I want kill events to trigger immediately. I don't want to leave the
ptrace surface available on a SECCOMP_RET_KILL. So maybe it can be
seccomp phase 1, then ptrace, then seccomp phase 2? And pass more
information between phases to determine how things should behave
beyond just "skip"?
>> 2) What do we do with audit? Suddenly we have ptrace seeing a syscall
>> that audit doesn't?
> Is this a problem? I'd be amazed if program uses both ptrace and
> audit -- after all, audit is a global thing, and it only has one
> implementation (AFAIK): auditd. auditd doesn't ptrace the world.
>> And an unrelated thought:
>> 3) Can't we find some way to fix the inability of a ptracer to
>> distinguish between syscall-enter-stop and syscall-exit-stop?

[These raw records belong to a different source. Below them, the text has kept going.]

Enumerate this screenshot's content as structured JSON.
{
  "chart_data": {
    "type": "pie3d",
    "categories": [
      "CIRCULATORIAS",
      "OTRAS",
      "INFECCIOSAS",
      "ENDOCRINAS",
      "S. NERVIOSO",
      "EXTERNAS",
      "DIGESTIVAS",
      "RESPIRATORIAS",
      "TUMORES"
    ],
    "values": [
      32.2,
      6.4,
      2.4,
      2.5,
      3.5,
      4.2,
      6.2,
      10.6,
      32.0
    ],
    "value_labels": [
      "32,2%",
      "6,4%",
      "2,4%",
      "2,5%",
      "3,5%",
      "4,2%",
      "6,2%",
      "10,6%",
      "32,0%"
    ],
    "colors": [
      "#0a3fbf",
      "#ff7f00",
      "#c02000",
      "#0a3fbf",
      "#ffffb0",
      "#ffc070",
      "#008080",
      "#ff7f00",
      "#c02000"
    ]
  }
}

> Couldn't we add PTRACE_O_TRACESYSENTRY and PTRACE_O_TRACESYSEXIT along
> the lines of PTRACE_O_TRACESYSGOOD?
That might be a nice idea. I haven't written a test to see, but what
does PTRACE_GETEVENTMSG return on syscall-enter/exit-stop? If we can't
add something there, then yeah, adding PTRACE_O_TRACESYSENTRY and
PTRACE_O_TRACESYSEXIT with their own event msgs would be nice. Could
even add the syscall nr to the event msg so ptracers don't have to dig
around in per-arch registers, too.
Chrome OS Security